Mary Hobart's Experience
With over 25 years of experience in clinical, academic, pharmaceutical medicine, and drug development, Mary Hobart brings a wealth of expertise to her role at OPDC. Her extensive background encompasses various facets of the healthcare and pharmaceutical industries, allowing her to provide valuable insights and leadership. Her experience ensures that OPDC's regulatory strategies are not only compliant with international standards but also innovative and forward-thinking.
Mary Hobart's Company
Mary Hobart is a key executive at Otsuka Pharmaceutical Development & Commercialization, Inc. (OPDC), a subsidiary of Otsuka Holdings Co., Ltd. OPDC is known for its dedication to innovative solutions in the fields of neuroscience, oncology, and cardiovascular health. Under Mary's leadership in regulatory affairs, the company continues to advance its mission of delivering new and effective treatments to patients worldwide, navigating the intricacies of global regulatory environments.

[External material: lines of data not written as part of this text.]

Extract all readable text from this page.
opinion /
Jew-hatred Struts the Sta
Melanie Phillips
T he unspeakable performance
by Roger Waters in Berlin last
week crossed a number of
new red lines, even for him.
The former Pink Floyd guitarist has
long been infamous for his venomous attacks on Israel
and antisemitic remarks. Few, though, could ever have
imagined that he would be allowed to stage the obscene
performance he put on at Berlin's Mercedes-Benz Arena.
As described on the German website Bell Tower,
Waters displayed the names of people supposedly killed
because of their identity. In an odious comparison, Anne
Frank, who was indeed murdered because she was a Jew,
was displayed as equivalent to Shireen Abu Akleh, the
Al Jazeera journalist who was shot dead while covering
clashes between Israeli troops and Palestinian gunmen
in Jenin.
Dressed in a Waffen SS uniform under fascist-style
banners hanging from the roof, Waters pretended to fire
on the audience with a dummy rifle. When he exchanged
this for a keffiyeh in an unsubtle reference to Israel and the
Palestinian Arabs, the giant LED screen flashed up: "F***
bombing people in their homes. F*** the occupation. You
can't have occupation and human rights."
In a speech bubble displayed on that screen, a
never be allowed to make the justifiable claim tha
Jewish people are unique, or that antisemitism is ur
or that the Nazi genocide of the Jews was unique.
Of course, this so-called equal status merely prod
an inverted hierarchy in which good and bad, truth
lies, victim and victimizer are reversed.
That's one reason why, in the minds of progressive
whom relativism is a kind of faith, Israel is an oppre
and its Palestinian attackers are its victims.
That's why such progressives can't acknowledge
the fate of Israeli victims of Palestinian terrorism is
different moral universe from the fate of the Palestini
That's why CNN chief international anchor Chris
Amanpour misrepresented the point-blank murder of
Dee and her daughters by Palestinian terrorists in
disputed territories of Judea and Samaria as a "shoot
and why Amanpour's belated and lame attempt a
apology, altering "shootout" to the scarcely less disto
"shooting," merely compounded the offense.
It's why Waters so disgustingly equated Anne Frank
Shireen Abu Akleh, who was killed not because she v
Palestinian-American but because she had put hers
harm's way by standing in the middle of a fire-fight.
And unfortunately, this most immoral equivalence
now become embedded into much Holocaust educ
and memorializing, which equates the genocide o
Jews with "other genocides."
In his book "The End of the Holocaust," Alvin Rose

Mary Hobart's Achievements
Throughout her illustrious career, Mary Hobart has played a crucial role in the successful approval and commercialization of numerous pharmaceutical products. Her strategic approach to regulatory affairs has ensured that these products not only comply with stringent regulatory standards but also reach the market in a timely manner. Her achievements include leading regulatory submissions, managing complex clinical trials, and contributing to the development of groundbreaking therapies that address unmet medical needs.